Versus the ~2.7 GiB/s your benchmark shows (bit hard to know where to look on mobile with all that line-wrapped output, and when not familiar with the fio tool; not your fault but that's why I'm double checking my conclusion)


If you still have this machine, I wonder if you can get this bandwidth in parallel across all SSDs? There could be some hypervisor-level or host-level bottleneck that means while any SSD in isolation will give you the observed bandwidth, you can't actually reach that if you try to access them all in parallel?


The aggregate throughput matches the advertised number of 22,400 MB/s: https://aws.amazon.com/blogs/aws/new-storage-optimized-amazo...


Can you addjust --blocksize to correspond to the block size on the device?
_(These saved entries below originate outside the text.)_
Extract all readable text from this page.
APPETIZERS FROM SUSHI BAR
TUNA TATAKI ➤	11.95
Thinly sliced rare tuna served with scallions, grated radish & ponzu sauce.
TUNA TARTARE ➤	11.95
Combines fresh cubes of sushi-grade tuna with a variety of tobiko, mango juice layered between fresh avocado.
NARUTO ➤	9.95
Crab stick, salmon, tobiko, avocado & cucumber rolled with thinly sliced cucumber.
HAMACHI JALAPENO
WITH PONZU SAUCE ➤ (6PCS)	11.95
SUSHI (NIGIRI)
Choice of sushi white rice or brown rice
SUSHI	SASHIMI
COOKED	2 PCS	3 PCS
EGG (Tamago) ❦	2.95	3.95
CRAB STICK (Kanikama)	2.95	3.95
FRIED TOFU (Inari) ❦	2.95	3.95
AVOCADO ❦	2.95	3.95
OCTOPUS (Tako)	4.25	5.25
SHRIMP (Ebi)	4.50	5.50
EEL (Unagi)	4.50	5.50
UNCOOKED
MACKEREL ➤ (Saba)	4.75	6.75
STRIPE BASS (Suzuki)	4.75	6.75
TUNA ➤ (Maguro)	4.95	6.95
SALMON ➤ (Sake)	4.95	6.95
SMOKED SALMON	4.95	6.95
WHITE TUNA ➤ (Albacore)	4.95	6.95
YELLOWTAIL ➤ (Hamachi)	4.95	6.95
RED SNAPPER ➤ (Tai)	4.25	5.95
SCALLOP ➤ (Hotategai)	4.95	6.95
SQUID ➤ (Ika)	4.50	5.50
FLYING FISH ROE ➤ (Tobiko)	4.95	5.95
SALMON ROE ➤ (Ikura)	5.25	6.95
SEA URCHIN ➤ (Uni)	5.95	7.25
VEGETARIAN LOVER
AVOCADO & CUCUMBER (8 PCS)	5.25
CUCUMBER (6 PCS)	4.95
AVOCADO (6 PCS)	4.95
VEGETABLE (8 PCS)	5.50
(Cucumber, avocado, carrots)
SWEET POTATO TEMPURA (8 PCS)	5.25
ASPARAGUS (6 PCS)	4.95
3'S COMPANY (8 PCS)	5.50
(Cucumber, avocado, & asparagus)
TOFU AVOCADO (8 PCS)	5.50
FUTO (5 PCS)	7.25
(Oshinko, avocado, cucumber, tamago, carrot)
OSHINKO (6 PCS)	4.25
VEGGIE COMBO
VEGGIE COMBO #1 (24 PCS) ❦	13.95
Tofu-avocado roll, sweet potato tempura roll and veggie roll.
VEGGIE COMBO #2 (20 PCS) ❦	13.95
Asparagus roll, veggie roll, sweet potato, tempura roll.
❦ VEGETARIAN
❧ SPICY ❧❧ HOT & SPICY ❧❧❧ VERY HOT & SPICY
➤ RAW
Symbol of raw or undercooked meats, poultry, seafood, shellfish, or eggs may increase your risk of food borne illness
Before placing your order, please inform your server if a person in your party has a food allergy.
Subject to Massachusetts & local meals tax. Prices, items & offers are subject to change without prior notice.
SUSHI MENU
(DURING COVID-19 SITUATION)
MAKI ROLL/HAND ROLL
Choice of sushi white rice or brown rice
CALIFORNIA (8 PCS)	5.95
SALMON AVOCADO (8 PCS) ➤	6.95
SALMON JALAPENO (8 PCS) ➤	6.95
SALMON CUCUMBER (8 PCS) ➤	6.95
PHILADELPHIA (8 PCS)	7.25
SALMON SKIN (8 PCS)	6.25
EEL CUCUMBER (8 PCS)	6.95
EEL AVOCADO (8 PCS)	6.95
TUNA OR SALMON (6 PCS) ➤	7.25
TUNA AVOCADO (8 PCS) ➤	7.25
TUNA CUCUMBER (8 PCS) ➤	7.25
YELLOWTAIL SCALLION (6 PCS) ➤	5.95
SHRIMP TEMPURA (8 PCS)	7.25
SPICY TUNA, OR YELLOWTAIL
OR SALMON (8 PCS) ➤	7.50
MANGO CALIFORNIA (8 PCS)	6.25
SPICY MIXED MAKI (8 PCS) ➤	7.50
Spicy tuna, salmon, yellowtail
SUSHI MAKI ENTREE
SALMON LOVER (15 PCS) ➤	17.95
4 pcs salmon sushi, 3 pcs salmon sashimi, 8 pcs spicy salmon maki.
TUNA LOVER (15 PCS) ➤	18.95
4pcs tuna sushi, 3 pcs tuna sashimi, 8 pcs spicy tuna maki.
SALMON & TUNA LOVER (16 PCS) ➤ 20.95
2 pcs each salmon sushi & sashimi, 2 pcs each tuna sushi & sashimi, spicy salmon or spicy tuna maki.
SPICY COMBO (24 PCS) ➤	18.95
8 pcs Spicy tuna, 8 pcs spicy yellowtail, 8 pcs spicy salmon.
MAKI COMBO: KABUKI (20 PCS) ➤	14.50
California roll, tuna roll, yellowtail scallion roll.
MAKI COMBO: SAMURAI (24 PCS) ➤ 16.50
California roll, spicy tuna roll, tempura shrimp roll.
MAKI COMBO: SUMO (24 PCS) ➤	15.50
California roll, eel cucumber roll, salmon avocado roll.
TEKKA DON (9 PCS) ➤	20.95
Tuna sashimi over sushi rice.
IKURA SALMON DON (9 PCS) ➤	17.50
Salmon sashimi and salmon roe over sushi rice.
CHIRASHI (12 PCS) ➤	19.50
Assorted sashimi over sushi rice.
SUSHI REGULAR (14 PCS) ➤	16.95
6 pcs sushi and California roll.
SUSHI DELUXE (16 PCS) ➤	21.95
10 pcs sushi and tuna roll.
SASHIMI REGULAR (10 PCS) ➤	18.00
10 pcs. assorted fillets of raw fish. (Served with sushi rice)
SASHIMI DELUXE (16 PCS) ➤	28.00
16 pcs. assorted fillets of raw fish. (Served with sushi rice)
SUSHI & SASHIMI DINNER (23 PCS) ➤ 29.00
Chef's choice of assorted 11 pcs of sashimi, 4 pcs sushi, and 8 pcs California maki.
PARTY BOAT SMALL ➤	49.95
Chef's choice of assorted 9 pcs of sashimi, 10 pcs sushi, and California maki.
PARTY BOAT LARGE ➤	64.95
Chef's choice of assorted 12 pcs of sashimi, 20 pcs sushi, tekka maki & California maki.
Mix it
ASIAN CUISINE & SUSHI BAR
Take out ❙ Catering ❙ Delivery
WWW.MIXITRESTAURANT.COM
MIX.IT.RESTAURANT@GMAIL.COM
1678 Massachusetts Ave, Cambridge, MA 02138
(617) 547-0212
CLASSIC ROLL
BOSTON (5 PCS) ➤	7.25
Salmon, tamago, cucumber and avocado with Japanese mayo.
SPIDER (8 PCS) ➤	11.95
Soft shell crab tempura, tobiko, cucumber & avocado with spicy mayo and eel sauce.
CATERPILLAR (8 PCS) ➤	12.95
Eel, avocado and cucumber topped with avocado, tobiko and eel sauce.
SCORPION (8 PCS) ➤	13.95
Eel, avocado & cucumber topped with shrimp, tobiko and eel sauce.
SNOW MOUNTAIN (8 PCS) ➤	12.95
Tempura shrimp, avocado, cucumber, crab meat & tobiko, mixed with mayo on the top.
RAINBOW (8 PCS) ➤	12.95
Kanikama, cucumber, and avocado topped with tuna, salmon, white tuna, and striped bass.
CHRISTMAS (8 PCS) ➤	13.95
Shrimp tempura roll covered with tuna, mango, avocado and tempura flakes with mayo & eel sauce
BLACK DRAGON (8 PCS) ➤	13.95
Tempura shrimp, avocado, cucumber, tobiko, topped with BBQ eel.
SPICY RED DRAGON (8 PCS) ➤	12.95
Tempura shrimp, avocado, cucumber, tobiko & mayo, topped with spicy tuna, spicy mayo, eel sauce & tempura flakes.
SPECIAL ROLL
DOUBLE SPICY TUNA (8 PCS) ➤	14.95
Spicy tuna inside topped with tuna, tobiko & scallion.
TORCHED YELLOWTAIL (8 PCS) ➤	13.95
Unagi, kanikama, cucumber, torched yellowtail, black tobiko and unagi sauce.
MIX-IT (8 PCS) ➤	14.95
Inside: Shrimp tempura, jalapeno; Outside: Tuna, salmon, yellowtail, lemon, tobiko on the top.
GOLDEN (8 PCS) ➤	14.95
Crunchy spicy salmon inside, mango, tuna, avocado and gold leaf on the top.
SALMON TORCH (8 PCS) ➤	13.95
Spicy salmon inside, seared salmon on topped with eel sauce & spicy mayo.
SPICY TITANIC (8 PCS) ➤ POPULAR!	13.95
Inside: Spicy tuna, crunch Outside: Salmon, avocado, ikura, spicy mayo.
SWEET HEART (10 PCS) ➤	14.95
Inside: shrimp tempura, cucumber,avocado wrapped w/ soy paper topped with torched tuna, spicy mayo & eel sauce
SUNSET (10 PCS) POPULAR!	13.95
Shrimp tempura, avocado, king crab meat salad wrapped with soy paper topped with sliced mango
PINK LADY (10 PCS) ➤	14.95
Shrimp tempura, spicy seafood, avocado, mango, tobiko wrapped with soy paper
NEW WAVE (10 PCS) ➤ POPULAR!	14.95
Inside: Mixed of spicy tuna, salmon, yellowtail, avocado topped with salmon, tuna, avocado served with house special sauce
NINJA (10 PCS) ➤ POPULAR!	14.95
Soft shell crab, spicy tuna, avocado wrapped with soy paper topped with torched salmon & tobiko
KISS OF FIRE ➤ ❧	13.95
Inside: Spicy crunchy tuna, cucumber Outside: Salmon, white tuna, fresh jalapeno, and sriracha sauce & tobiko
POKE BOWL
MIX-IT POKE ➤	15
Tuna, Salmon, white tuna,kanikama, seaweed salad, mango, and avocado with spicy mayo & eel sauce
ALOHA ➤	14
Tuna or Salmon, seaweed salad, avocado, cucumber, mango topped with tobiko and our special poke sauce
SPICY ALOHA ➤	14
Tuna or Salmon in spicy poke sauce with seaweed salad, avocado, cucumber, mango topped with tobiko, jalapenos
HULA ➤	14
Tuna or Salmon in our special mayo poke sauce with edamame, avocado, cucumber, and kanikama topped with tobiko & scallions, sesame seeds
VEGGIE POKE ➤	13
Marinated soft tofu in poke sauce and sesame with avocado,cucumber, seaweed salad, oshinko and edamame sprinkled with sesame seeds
And with/without --direct=1


I wonder if there is some tuning that needs to be done here, it seems suprising that the advertised rate would be this much off otherwise.


I would start with the LBA format, which is likely to be suboptimal for compatibility.


somehow I4g drives don't like to get formatted

    # nvme format /dev/nvme1 -n1 -f
    NVMe status: INVALID_OPCODE: The associated command opcode field is not valid(0x2001)
    # nvme id-ctrl /dev/nvme1 | grep oacs
    oacs      : 0
but the LBA format indeed is sus:

    LBA Format  0 : Metadata Size: 0   bytes - Data Size: 512 bytes - Relative Performance: 0 Best (in use)


It's a shame. The recent "datacenter nvme" standards involving fb, goog, et al mandate 4K LBA support.


it'd be great if you'd manage to throw together quick blogpost about i4g io perf, there obviously something funny going on and I imagine you guys could figure it out much easier than anybody else, especially if you are already having some figures in the marketing.


that's 16m blocks, not 4k


Last I checked, Linux splits up massive IO requests like that before sending them to the disk. But there's no benefit to splitting a sequential IO request all the way down to 4kB.